11 February 2015

Review: SHAUN THE SHEEP

The memorable quotes page for this one isn't exactly going to be chocka. In much the same style as the animated series from which it is adapted, Shaun the Sheep Movie revives the classic storytelling mode of silent comedy, now spread over a feature length running time. The result is another gem from the world's most British movie studio, Aardman.

There are no world-saving stakes here- the story is deliberately, beautifully simple. Shaun and his flock are fed up of the daily grind and buy themselves a day off by incapacitating the Farmer and accidentally leaving him lost, with amnesia, in the Big City. Together with the Farmer's right hand dog Bitzer, they set off to rescue their master, resorting to various hilarious means of disguise to avoid the clutches of the determined animal containment operative, Trumper.

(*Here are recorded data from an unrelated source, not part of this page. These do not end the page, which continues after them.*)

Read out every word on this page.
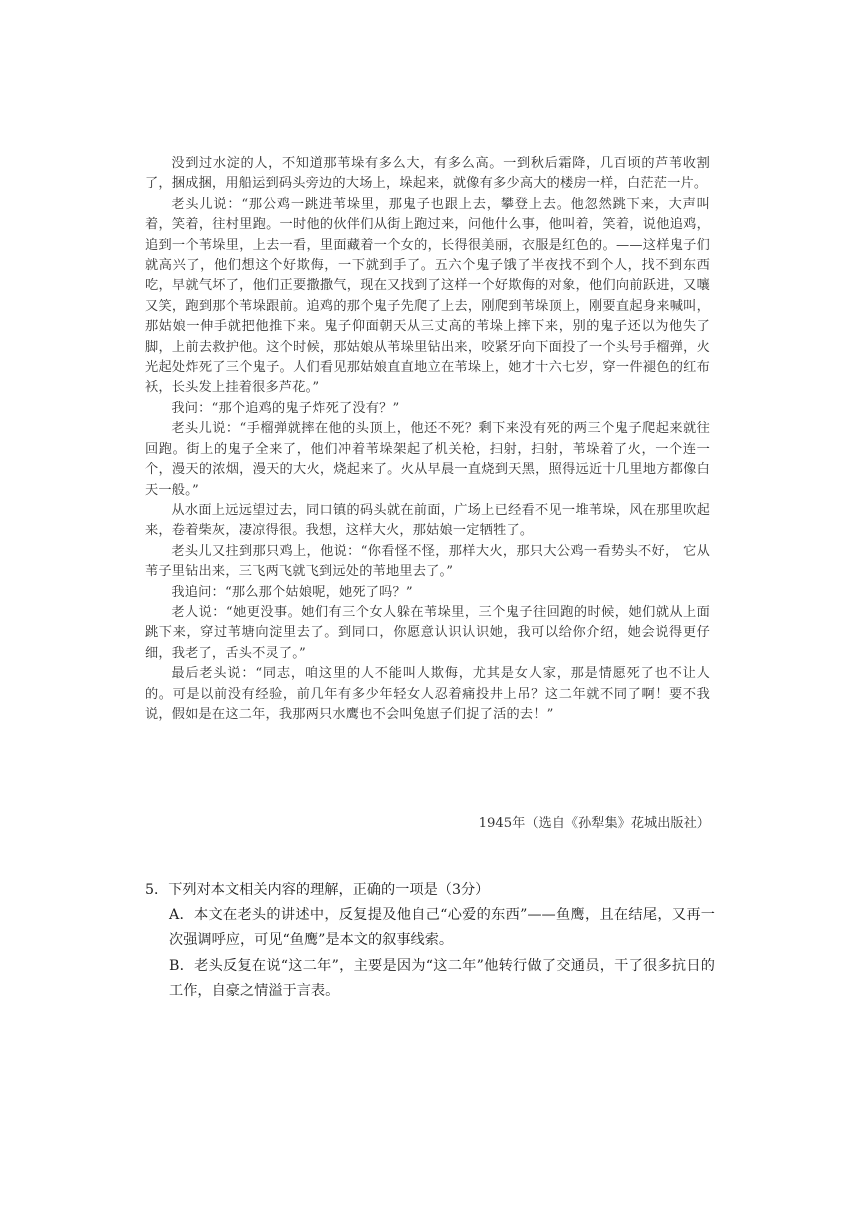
没到过水淀的人，不知道那苇垛有多么大，有多么高。一到秋后霜降，几百顷的芦苇收割了，捆成捆，用船运到码头旁边的大场上，垛起来，就像有多少高大的楼房一样，白茫茫一片。

老头儿说：“那公鸡一跳进苇垛里，那鬼子也跟上去，攀登上去。他忽然跳下来，大声叫着，笑着，往村里跑。一时他的伙伴们从街上跑过来，问他什么事，他叫着，笑着，说他追鸡，追到一个苇垛里，上去一看，里面藏着一个女的，长得很美丽，衣服是红色的。——这样鬼子们就高兴了，他们想这个好欺侮，一下就到手了。五六个鬼子饿了半夜找不到个人，找不到东西吃，早就气坏了，他们正要撒撒气，现在又找到了这样一个好欺侮的对象，他们向前跃进，又嚷又笑，跑到那个苇垛跟前。追鸡的那个鬼子先爬了上去，刚爬到苇垛顶上，刚要直起身来喊叫，那姑娘一伸手就把他推下来。鬼子仰面朝天从三丈高的苇垛上摔下来，别的鬼子还以为他失了脚，上前去救护他。这个时候，那姑娘从苇垛里钻出来，咬紧牙向下面投了一个头号手榴弹，火光起处炸死了三个鬼子。人们看见那姑娘直直地立在苇垛上，她才十六七岁，穿一件褪色的红布袄，长头发上挂着很多芦花。”

我问：“那个追鸡的鬼子炸死了没有？”

老头儿说：“手榴弹就摔在他的头顶上，他还不死？剩下来没有死的两三个鬼子爬起来就往回跑。街上的鬼子全来了，他们冲着苇垛架起了机关枪，扫射，扫射，苇垛着了火，一个连一个，漫天的浓烟，漫天的大火，烧起来了。火从早晨一直烧到天黑，照得远近十几里地方都像白天一般。”

从水面上远远望过去，同口镇的码头就在前面，广场上已经看不见一堆苇垛，风在那里吹起来，卷着柴灰，凄凉得很。我想，这样大火，那姑娘一定牺牲了。

老头儿又拄到那只鸡上，他说：“你看怪不怪，那样大火，那只大公鸡一看势头不好， 它从苇子里钻出来，三飞两飞就飞到远处的苇地里去了。”

我追问：“那么那个姑娘呢，她死了吗？”

老人说：“她更没事。她们有三个女人躲在苇垛里，三个鬼子往回跑的时候，她们就从上面跳下来，穿过苇塘向淀里去了。到同口，你愿意认识认识她，我可以给你介绍，她会说得更仔细，我老了，舌头不灵了。”

最后老头说：“同志，咱这里的人不能叫人欺侮，尤其是女人家，那是情愿死了也不让人的。可是以前没有经验，前几年有多少年轻女人忍着痛投井上吊？这二年就不同了啊！要不我说，假如是在这二年，我那两只水鹰也不会叫兔崽子们捉了活的去！”

1945年（选自《孙犁集》花城出版社）

5．下列对本文相关内容的理解，正确的一项是（3分）

A．本文在老头的讲述中，反复提及他自己“心爱的东西”——鱼鹰，且在结尾，又再一次强调呼应，可见“鱼鹰”是本文的叙事线索。

B．老头反复在说“这二年”，主要是因为“这二年”他转行做了交通员，干了很多抗日的工作，自豪之情溢于言表。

The joy of each new Aardman film is quickly tempered by the immediate realisation that the next one is at least three years away. Following the unaccountable US box office flop of The Pirates! In An Adventure With Scientists, Shaun the Sheep is at once a smaller film than previous efforts and yet more accessible. It's obviously not about having a working knowledge of the CBBC series (although it's well worth a watch) or even Shaun's debut alongside Wallace and Gromit in A Close Shave, but it's even simpler than that.

As with Mr. Bean, silent comedy transcends all language barriers, even in something as unabashedly British as this. And as in any of the company's previous films, the gag rate is consistently high and there are plenty of background jokes to enjoy. The stop-motion maestros have made even more work for themselves than usual, with nothing in the way of dialogue except grumbles and baas. I can't imagine that the script, written by directors Richard Starzak and Mark Burton, was particularly long, but the sheer visual density of the feature is mind-boggling.

Shaun the Sheep is a beautifully simple feature, which achieves the near impossible in sustaining the charm and humour of the 10 minute televised morsels for 90 minutes of the same. There's not quite as much specifically for older fans, like Curse of the Wererabbit's Hammer horror references or The Pirates' historical parody, but its brand of silent comedy is the kind that has always been funny to viewers of all ages. In Aardman's own inimitable style of escalating comedy, it's funny from the very beginning, right through to the last gut-busting sight gag. Start counting down to their next feature now.

Shaun the Sheep Movie is now showing in cinemas nationwide.